Por isso, os militantes ressaltaram o compromisso com a resistência a esses projetos, reafirmando a importância da consulta prévia às populações tradicionais e, também, às demais comunidades atingidas. Para além disso, ficou clara a urgência da aprovação do marco legal sobre o direito dos atingidos no Brasil, para que sejam criadas políticas públicas para a proteção e reparação dos atingidos.
Política Estadual de Direitos e Segurança dos Atingidos
Em 2020, a Assembleia Legislativa do Pará aprovou, por unanimidade, o projeto que instituía a Política Estadual de Direitos dos Atingidos por Barragens (PEAB), de autoria do deputado Carlos Bordalo (PT). O governador do estado, Helder Barbalho, no entanto, vetou o projeto, argumentando que uma política de tal natureza e abrangência deveria partir da iniciativa do executivo estadual. Desde então, o MAB vem pressionando o governo a retomar esse debate. Na esfera nacional, o Movimento também luta há anos pela implantação do marco nacional de direitos dos atingidos. De acordo com o último relatório nacional de segurança de barragens, relativo a 2021, o Pará tem 18 dessas estruturas cuja situação é preocupante devido a seu estado de conservação.
Geração de energia
Os atingidos do Pará também apontam as contradições relativas ao acesso à energia no estado, tendo em vista que ele abriga em seu território as duas maiores hidrelétricas totalmente brasileiras, Belo Monte (11.233,1 MW) e Tucuruí (8 370 MW). Ainda assim, abriga a maior quantidade de pessoas sem acesso à energia: 153 mil famílias, que representam 8% da população, segundo levantamento do Ministério de Minas e Energia divulgado pela revista Piauí. Inúmeros relatos dão conta também da precariedade do serviço no estado, com interrupções e acidentes, além das arbitrariedades no corte da energia de famílias em situação de fragilidade econômica.

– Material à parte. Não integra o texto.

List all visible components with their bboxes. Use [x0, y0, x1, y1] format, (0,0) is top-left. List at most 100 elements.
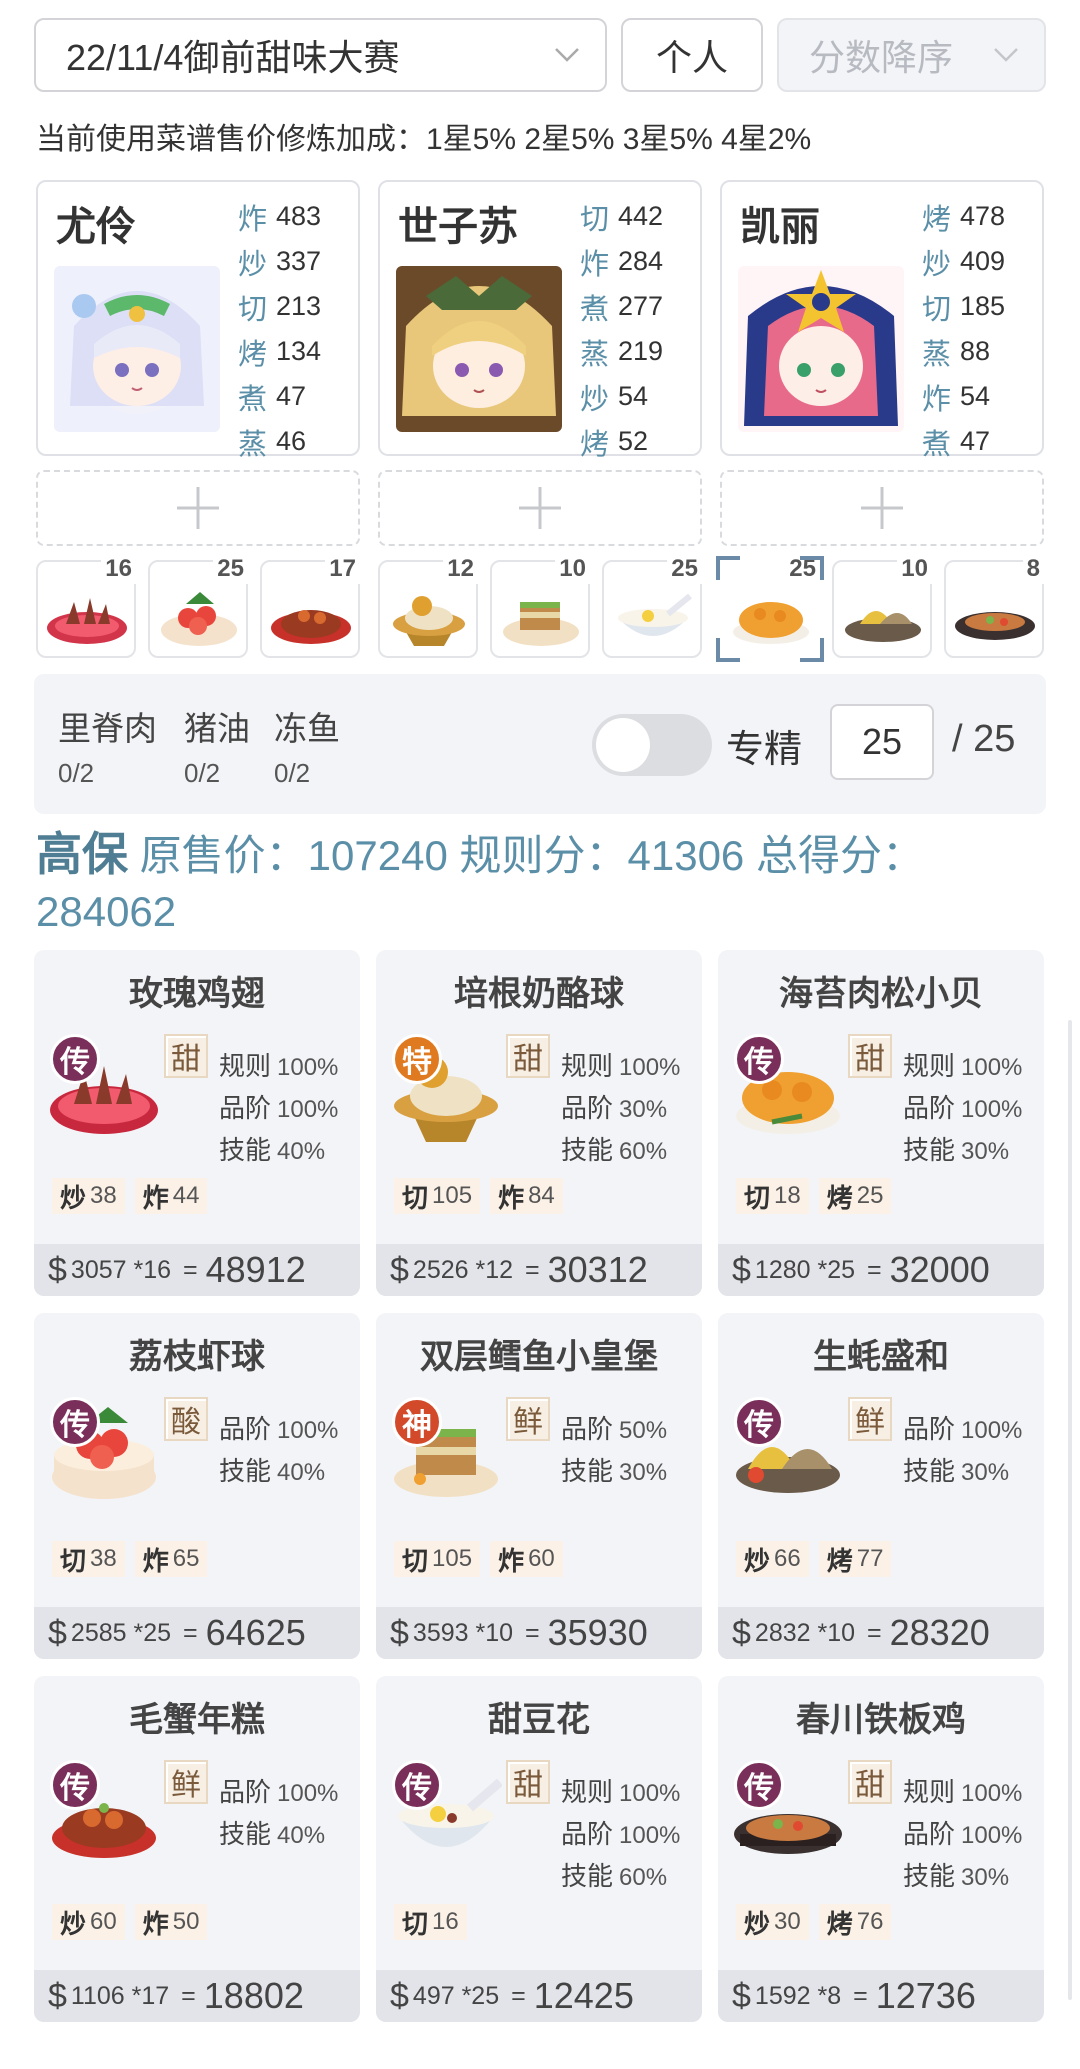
price-calc: 3057 *16 — [70, 1255, 172, 1284]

Diante desses problemas e dos desafios da transição energética, os atingidos querem participar desse processo, tornando-o mais popular e em sintonia com a realidade do povo das Amazônias. Surge, assim, a necessidade de implantar projetos de geração de energia descentralizada e de baixo impacto, sob coordenação dos atingidos, com o objetivo de baratear os custos, ampliar o acesso e possibilitar o desenvolvimento de tecnologias populares.
Soberania alimentar
Os participantes também apontaram a necessidade de fortalecer a produção de alimentos saudáveis, tendo como sujeitos os atingidos que historicamente praticam a agricultura familiar, como as populações assentadas às margens das rodovias, os ribeirinhos que vivem, sobretudo, da pesca e as populações das periferias urbanas, onde é grande a insegurança alimentar.
As demandas apontadas envolvem desde incentivo à produção em hortas urbanas, projetos para facilitar o escoamento e a venda da produção familiar e agroecológica, políticas para garantir a pesca tradicional nas regiões ameaçadas por grandes projetos e incentivo à criação de peixes em tanques-rede.
Protagonismo das mulheres e juventude
O MAB, em geral, conta com um grande protagonismo das mulheres atingidas na construção do Movimento e nas lutas em defesa dos territórios. No entanto, é possível avançar mais. Por isso, as mulheres também têm uma demanda específica: a construção de uma rede de proteção, envolvendo o tema da segurança, cuidados com a saúde e a formação política para qualificar sua liderança nos territórios.
Além disso, os participantes ressaltaram a importância da formação para juventude, tanto no campo quanto na cidade, além de projetos de educação, com cursinho popular e alfabetização de jovens e adultos. Para isso, uma das ideias é a construção de um Centro de Formação dos Atingidos.